I’m an Associate Professor in HPC/Scientific Computing at the Department of Computer Science (former School of Engineering and Computing Sciences) at Durham University. Before I joined Durham, I graduated with a PhD from Technische Universität München (TUM) in Germany and served there as PostDoc Scientific Project Manager for international research consortia in collaboration with KAUST and the Munich Centre of Advanced Computing. I also obtained a habilitation (venia legendi) from TUM.

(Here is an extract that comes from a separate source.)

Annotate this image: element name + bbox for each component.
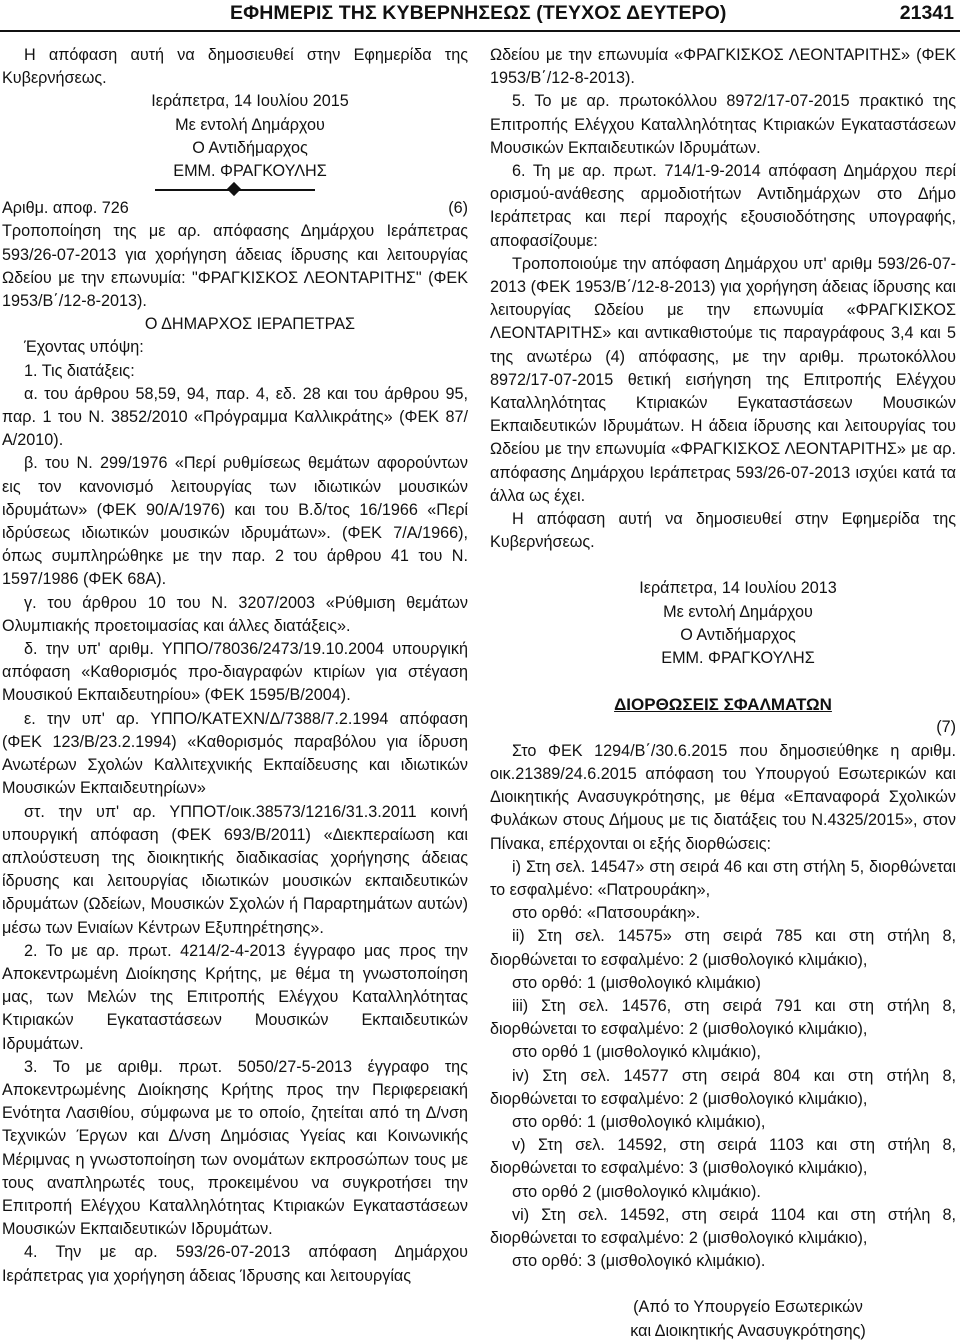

My objective in research is to find novel algorithms and clever implementations for applications from scientific computing that today are too hard to solve as we don’t have the right software. Often, existing solvers lack the required computational efficiency, hardware-awareness, anticipation of data structuredness and distribution, ability to handle the required data cardinality, or software maturity. I want to change this: My work shall enable others to simulate physical phenomena or study engineering challenges with unprecedented speed, accuracy and details.

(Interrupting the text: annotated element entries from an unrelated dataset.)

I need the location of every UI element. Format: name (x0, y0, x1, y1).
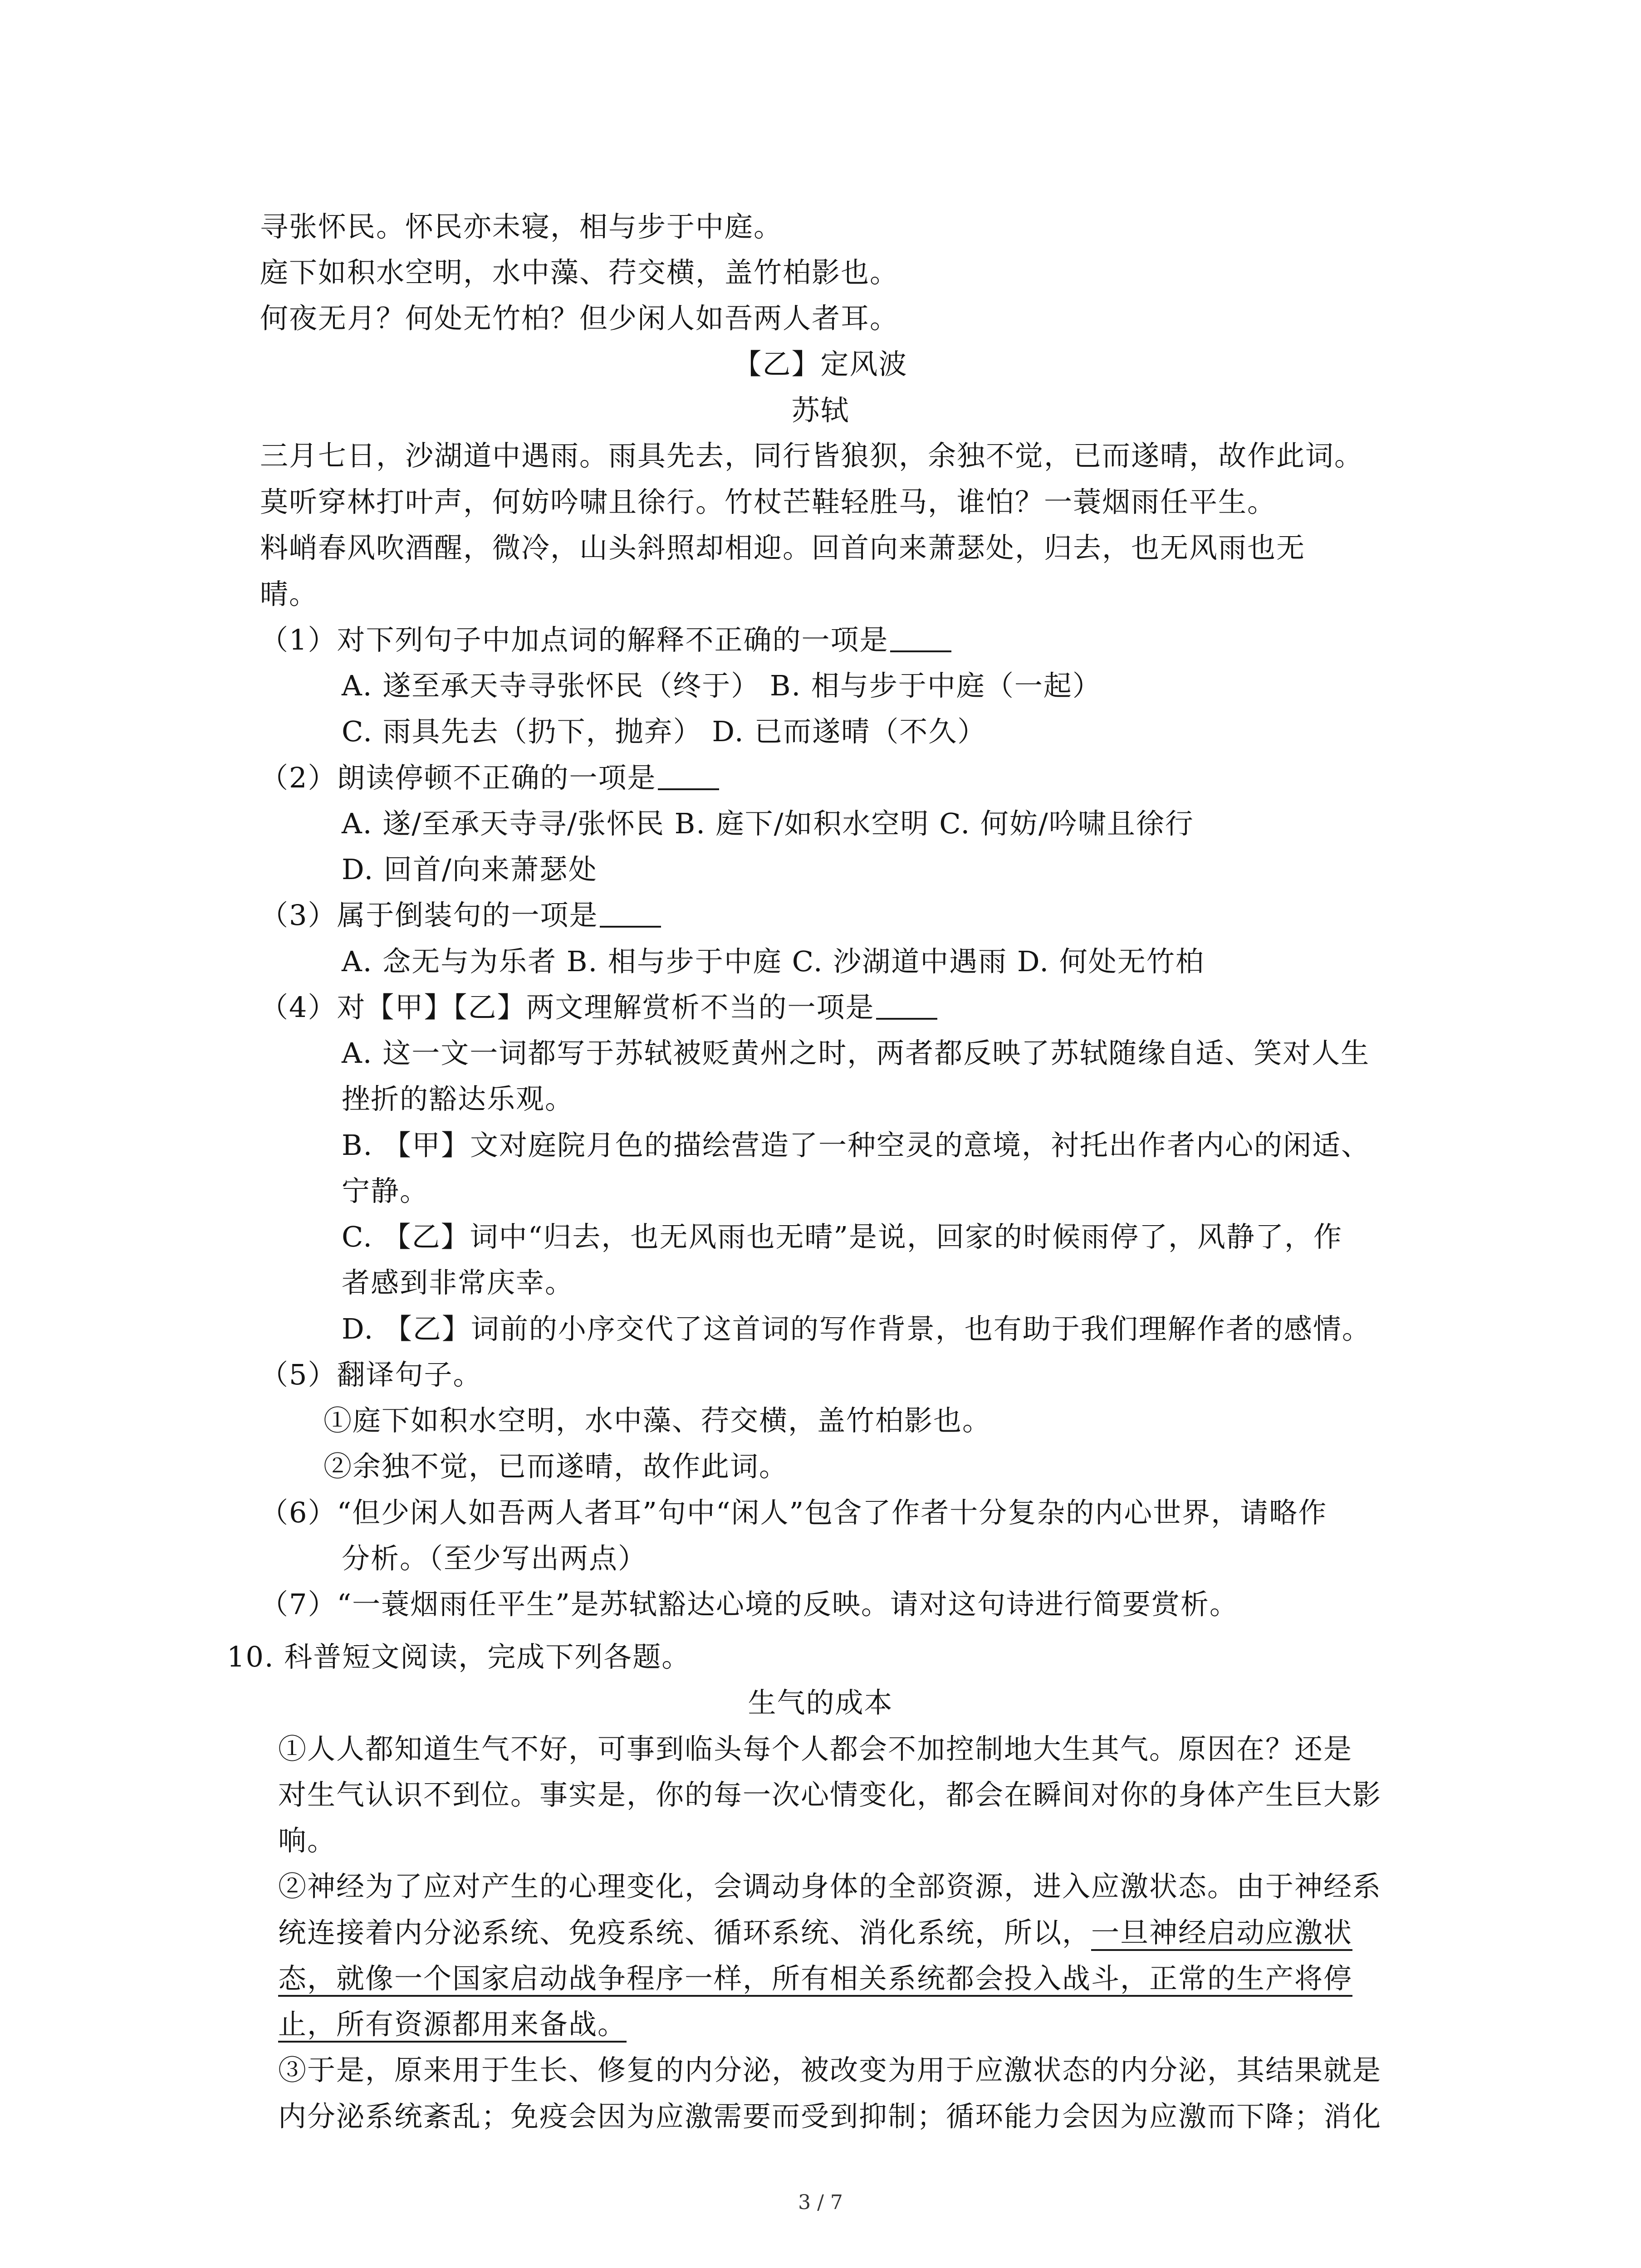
underlined-text: 止，所有资源都用来备战。 (278, 2008, 627, 2043)
paragraph-2-line-3 (278, 1958, 1352, 1999)
question-6-line-2: 分析。（至少写出两点） (342, 1542, 647, 1575)
answer-blank (658, 760, 719, 790)
article-title: 生气的成本 (748, 1686, 893, 1719)
answer-blank (890, 622, 951, 652)
section-10-heading: 10. 科普短文阅读，完成下列各题。 (227, 1640, 691, 1673)
poem-title: 【乙】定风波 (733, 347, 908, 381)
underlined-text: 一旦神经启动应激状 (1091, 1916, 1352, 1951)
poem-preface: 三月七日，沙湖道中遇雨。雨具先去，同行皆狼狈，余独不觉，已而遂晴，故作此词。 (260, 439, 1364, 472)
paragraph-2-line-4 (278, 2004, 627, 2045)
page-number: 3 / 7 (798, 2191, 843, 2214)
question-1-options-cd: C. 雨具先去（扔下，抛弃） D. 已而遂晴（不久） (342, 715, 987, 748)
paragraph-3-line-1: ③于是，原来用于生长、修复的内分泌，被改变为用于应激状态的内分泌，其结果就是 (278, 2053, 1382, 2087)
paragraph-2-plain-text: 统连接着内分泌系统、免疫系统、循环系统、消化系统，所以， (278, 1916, 1092, 1949)
question-4 (260, 987, 937, 1028)
question-2 (260, 758, 719, 798)
paragraph-2-line-1: ②神经为了应对产生的心理变化，会调动身体的全部资源，进入应激状态。由于神经系 (278, 1870, 1382, 1903)
poem-line-3: 晴。 (260, 577, 318, 611)
paragraph-1-line-3: 响。 (278, 1824, 337, 1857)
question-5-sentence-2: ②余独不觉，已而遂晴，故作此词。 (323, 1450, 789, 1483)
question-2-options-abc: A. 遂/至承天寺寻/张怀民 B. 庭下/如积水空明 C. 何妨/吟啸且徐行 (342, 807, 1194, 840)
paragraph-3-line-2: 内分泌系统紊乱；免疫会因为应激需要而受到抑制；循环能力会因为应激而下降；消化 (278, 2100, 1382, 2133)
question-4-option-c-line-2: 者感到非常庆幸。 (342, 1266, 574, 1299)
question-4-option-c-line-1: C. 【乙】词中“归去，也无风雨也无晴”是说，回家的时候雨停了，风静了，作 (342, 1220, 1343, 1253)
question-2-stem: （2）朗读停顿不正确的一项是 (260, 761, 656, 794)
answer-blank (600, 898, 661, 928)
jia-line-1: 寻张怀民。怀民亦未寝，相与步于中庭。 (260, 210, 783, 243)
poem-author: 苏轼 (791, 394, 850, 427)
question-3-stem: （3）属于倒装句的一项是 (260, 899, 598, 932)
answer-blank (876, 990, 937, 1020)
question-6-line-1: （6）“但少闲人如吾两人者耳”句中“闲人”包含了作者十分复杂的内心世界，请略作 (260, 1496, 1327, 1529)
question-4-option-a-line-2: 挫折的豁达乐观。 (342, 1082, 574, 1115)
question-4-option-b-line-2: 宁静。 (342, 1174, 429, 1207)
question-1 (260, 620, 951, 660)
question-4-stem: （4）对【甲】【乙】两文理解赏析不当的一项是 (260, 991, 875, 1024)
question-1-stem: （1）对下列句子中加点词的解释不正确的一项是 (260, 623, 889, 656)
question-4-option-b-line-1: B. 【甲】文对庭院月色的描绘营造了一种空灵的意境，衬托出作者内心的闲适、 (342, 1129, 1370, 1162)
poem-line-2: 料峭春风吹酒醒，微冷，山头斜照却相迎。回首向来萧瑟处，归去，也无风雨也无 (260, 531, 1306, 564)
question-1-options-ab: A. 遂至承天寺寻张怀民（终于） B. 相与步于中庭（一起） (342, 669, 1102, 702)
paragraph-1-line-1: ①人人都知道生气不好，可事到临头每个人都会不加控制地大生其气。原因在？还是 (278, 1732, 1353, 1765)
underlined-text: 态，就像一个国家启动战争程序一样，所有相关系统都会投入战斗，正常的生产将停 (278, 1962, 1352, 1997)
jia-line-2: 庭下如积水空明，水中藻、荇交横，盖竹柏影也。 (260, 256, 899, 289)
question-5-sentence-1: ①庭下如积水空明，水中藻、荇交横，盖竹柏影也。 (323, 1404, 992, 1437)
paragraph-1-line-2: 对生气认识不到位。事实是，你的每一次心情变化，都会在瞬间对你的身体产生巨大影 (278, 1778, 1382, 1811)
question-5-stem: （5）翻译句子。 (260, 1358, 482, 1391)
question-3-options: A. 念无与为乐者 B. 相与步于中庭 C. 沙湖道中遇雨 D. 何处无竹柏 (342, 945, 1205, 978)
paragraph-2-line-2 (278, 1912, 1352, 1953)
question-2-option-d: D. 回首/向来萧瑟处 (342, 853, 598, 886)
jia-line-3: 何夜无月？何处无竹柏？但少闲人如吾两人者耳。 (260, 302, 899, 335)
question-4-option-a-line-1: A. 这一文一词都写于苏轼被贬黄州之时，两者都反映了苏轼随缘自适、笑对人生 (342, 1036, 1370, 1070)
question-7: （7）“一蓑烟雨任平生”是苏轼豁达心境的反映。请对这句诗进行简要赏析。 (260, 1588, 1239, 1621)
question-4-option-d: D. 【乙】词前的小序交代了这首词的写作背景，也有助于我们理解作者的感情。 (342, 1312, 1371, 1345)
poem-line-1: 莫听穿林打叶声，何妨吟啸且徐行。竹杖芒鞋轻胜马，谁怕？一蓑烟雨任平生。 (260, 485, 1277, 518)
question-3 (260, 895, 661, 936)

Within the multifaceted world of computer-enabled sciences, I focus on algorithms and implementation patterns that help us to deliver faster code. Where possible, I also try to proof the correctness and efficiency of the implementations I propose, and to suggest how to program the ideas more efficiently. All in all, I work primarily on methodological/theoretic aspects of the computer science side of scientific computing and HPC, and I work quite generic from an application point of view. Yet, I anticipate ideas from hardware-aware performance engineering, pick up the latest trends in mathematics and consider application knowledge, too. When I search for applications of my ideas, I am particularly interested in dynamically adaptive multiscale methods based upon spacetrees that interact with multigrid solvers for partial differential equations, that host particle systems with particles of varying cut-off radii or size, or that carry Finite Volume-alike discretisations. Besides the core algorithm and data challenges, I am finally fascinated by on-the-fly visualisation and in-situ postprocessing.
Whenever possible, I make my research endeavours lead into open source software. My two major research codes are the Peano PDE solver framework and the C++ precompiler DaStGen which is an example for a (very simple) HPC-specific language extension. Both are used in the ExaHyPE project, e.g. Another code we currently work on is the Δ code (pronounced Delta), a triangle-based contact detection toolkit.
Three credos shape my work:
It is important to use state-of-the-art mathematics plus state-of-the-art hardware technology when we study algorithms and their implementation. It does not make sense to invest effort into suboptimal mathematics, and neither does it make sense to test things on old hardware.
It is important to find an efficient implementation. The best algorithm and the best quality data are of limited value if there is no efficient implementation and processing.
It is important to deliver plain and verifiable correct implementations which are made freely available. Otherwise, others cannot adopt ideas and results are difficult to reproduce and to validate. Wherever possible, we have to provide performance, robustness and data access models for our codes.
Recent areas of research
Communication-avoiding algorithms and implementations
I’ve proposed multiple algorithms, implementation patterns and techniques that I would classify as communication-avoiding. My notion of communication-avoiding here is a little bit more generic compared to what you find in linear algebra or MPI literature: I consider both data transfers on a node (between memory, caches and CPU, e.g.) and the transfer between nodes as communication, and I don’t think that communication per se is a problem. It is flaws tied to communication such as algorithmic latency (as we have to wait for data to arrive in our registers) or a lack of memory as we exceed caches due to too many data stores. The major breakthroughs in this area are our work on single-touch multiscale algorithms (arXiv:1607.00648 and arXiv:1508.03954), and on Finite-Volume/ADER-DG implementation techniques that are single-touch, hide data transfer behind communication and memory modest (arXiv:1806.07984 and arXiv:1801.08682). I summarised my key insights on communication-avoiding in this overview article.
How to write high-quality large-scale software
My two flagship codes are definitely Peano and ExaHyPE, and we’ve written various papers that describe their software design. I think many ideas therein can be used as general patterns for various application domains, and thus can stimulate a discussion how to write high-quality codes. The most recent and perhaps best papers summarising the key ideas are arXiv:1905.07987 for ExaHyPE and arXiv:1506.04496. The latter is the no 1 paper I do recommend.
Code that adopts to the machine
We spend a significant time of our life on the tuning and tailoring of our software to machine characteristics. We try to load balance work, to allow compilers to select the best machine instruction set, or to identify code parts that fit best to special-purpose accelerators. I’m not sure if this is, on the long term, the end of the story. We may assume that future machines are by construction not time-invariant – we already see that performance fluctuates for energy reasons – or that algorithms are not intrinsically well-suited to exploit a whole machine. As a result, we may ask ourselves whether we can even achieve a reasonable tuning/tailoring ourselves; or whether we have to equip our codes with the capability to adopt to the (changing) machine characteristics. First steps in this direction a very light-weight task-based load balancing or task parallelisation which can cope with partial machine breakdowns.